I made a quick paint drawing of how it would be connected.
The IN4001 diodes drop about 0.7, but it will drop more as the power draw increases(and a bit less if the load is very low). I would guess only 1 diode would be required for this application, but if you start with 2, you can test the voltage and see what you get.
This is only 1 of many ways you can do this. As mentioned above you could use a zener diode regulator(2 components) or even a linear or switching regulator(regulators have the advantage of allowing a wide range of input voltages.), but for this project, I do not think it is required. If you knew the power consumption of your lights, you could have used a single resistor to "eat" the extra voltage.
You have 2 power supplies. 1 that is 5-6 volts @ 500ma. This power supply does not appear regulated and will most likely deliver closer to 6 volts under the light load of your leds. The LG power supply lists 5.1 and seems to be regulated. I think I would use the LG power supply.
To get power out of these units you will either have to cut the plug off or get a matching plug. Do not cut the plug off if you still need to use those power supplies.
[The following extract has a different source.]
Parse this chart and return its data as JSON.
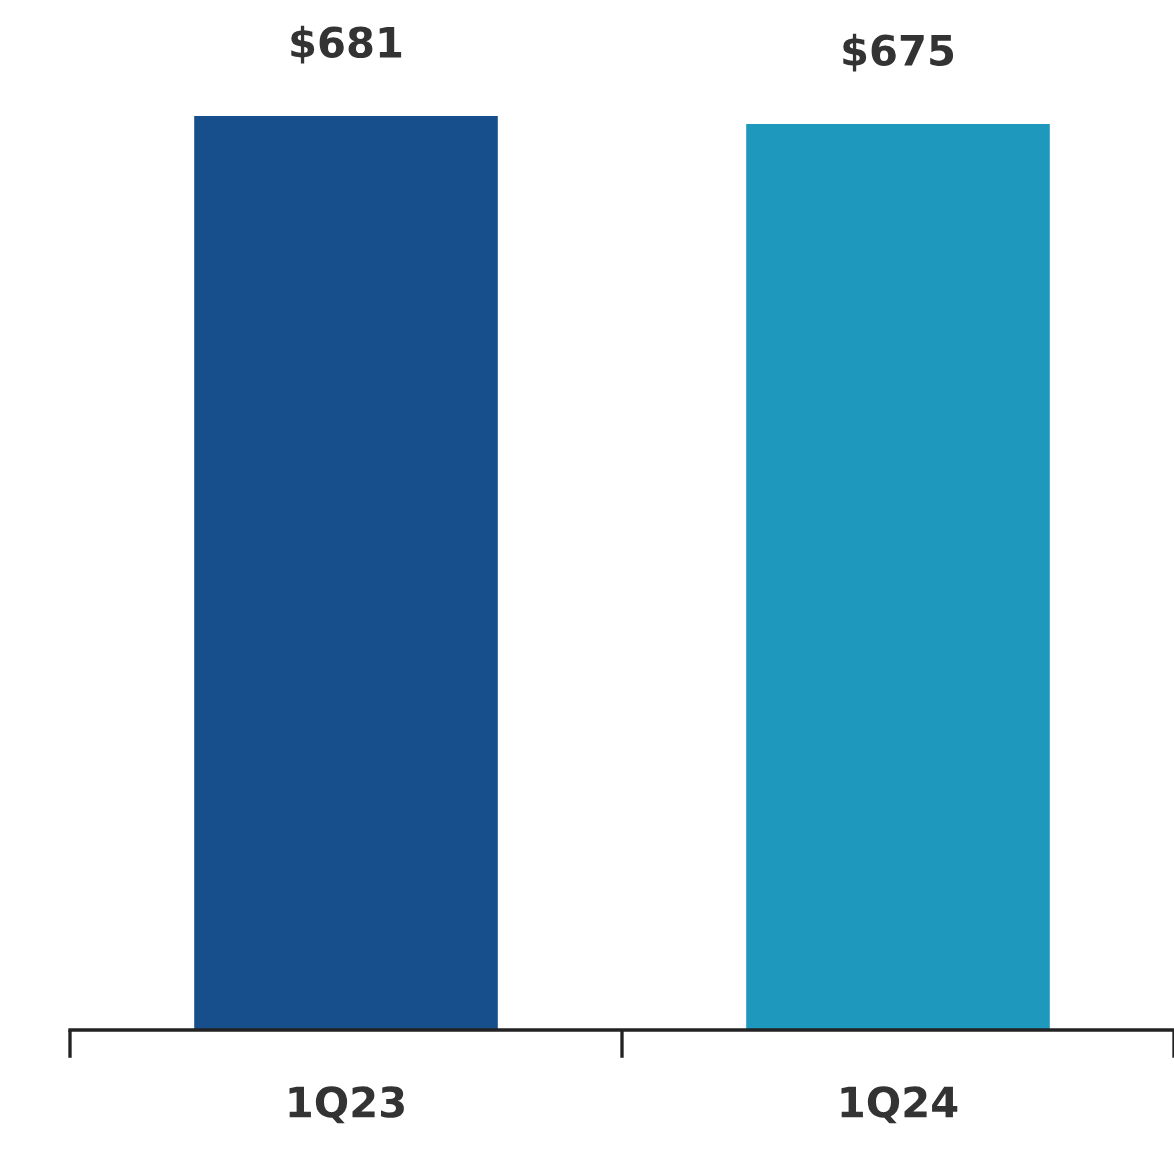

In my illustration, you would connect to the existing battery compartment. This leaves the strobe mode and on and off switch functional. Connect negative to the far left top battery connector and positive to the lower right connector.
Once connected, before powering up(power supply plugged in and led's turned off), check the voltage with a meter set to DC(check at the newly connected battery terminals). Turn it on and check again. A small drop is to be expected as the leds will draw power once switched on. As long as you are under 4.5 volts, you are good to go. If the voltage is lower, you may notice dimmer light from the leds. This should not hurt the device or else dead batteries would hurt it.
If you have questions. just ask. I will try to make a demonstration picture a bit later today.
Here is a practical setup for testing. I have about 200ma of leds when run from 4.5 volts. The blue one is because I had no white with long leads left.
I placed the 2 IN4001 diodes in series with the + side. This causes about 1.54 volts to be dropped leaving about 3.46 volts. LEDS are dimmer, but light and will last forever.
With a single diode the voltage drop was about 0.8v leaving about 4.2 volts. leds are slightly dimmer, but with batteries the voltage had to drop overtime anyway.
I hope this gives you an idea of what I was talking about. You can also get USB or other plugs that can be mounted on the light. This would give a clean finished look to the project. I also would not use diodes to drop lots of voltage. if you had 12 volts, a switching regulator would be best(much less heat than a linear regulator).
EDIT first image has been re-added. I just fluke noticed it does not work on some mobile devices.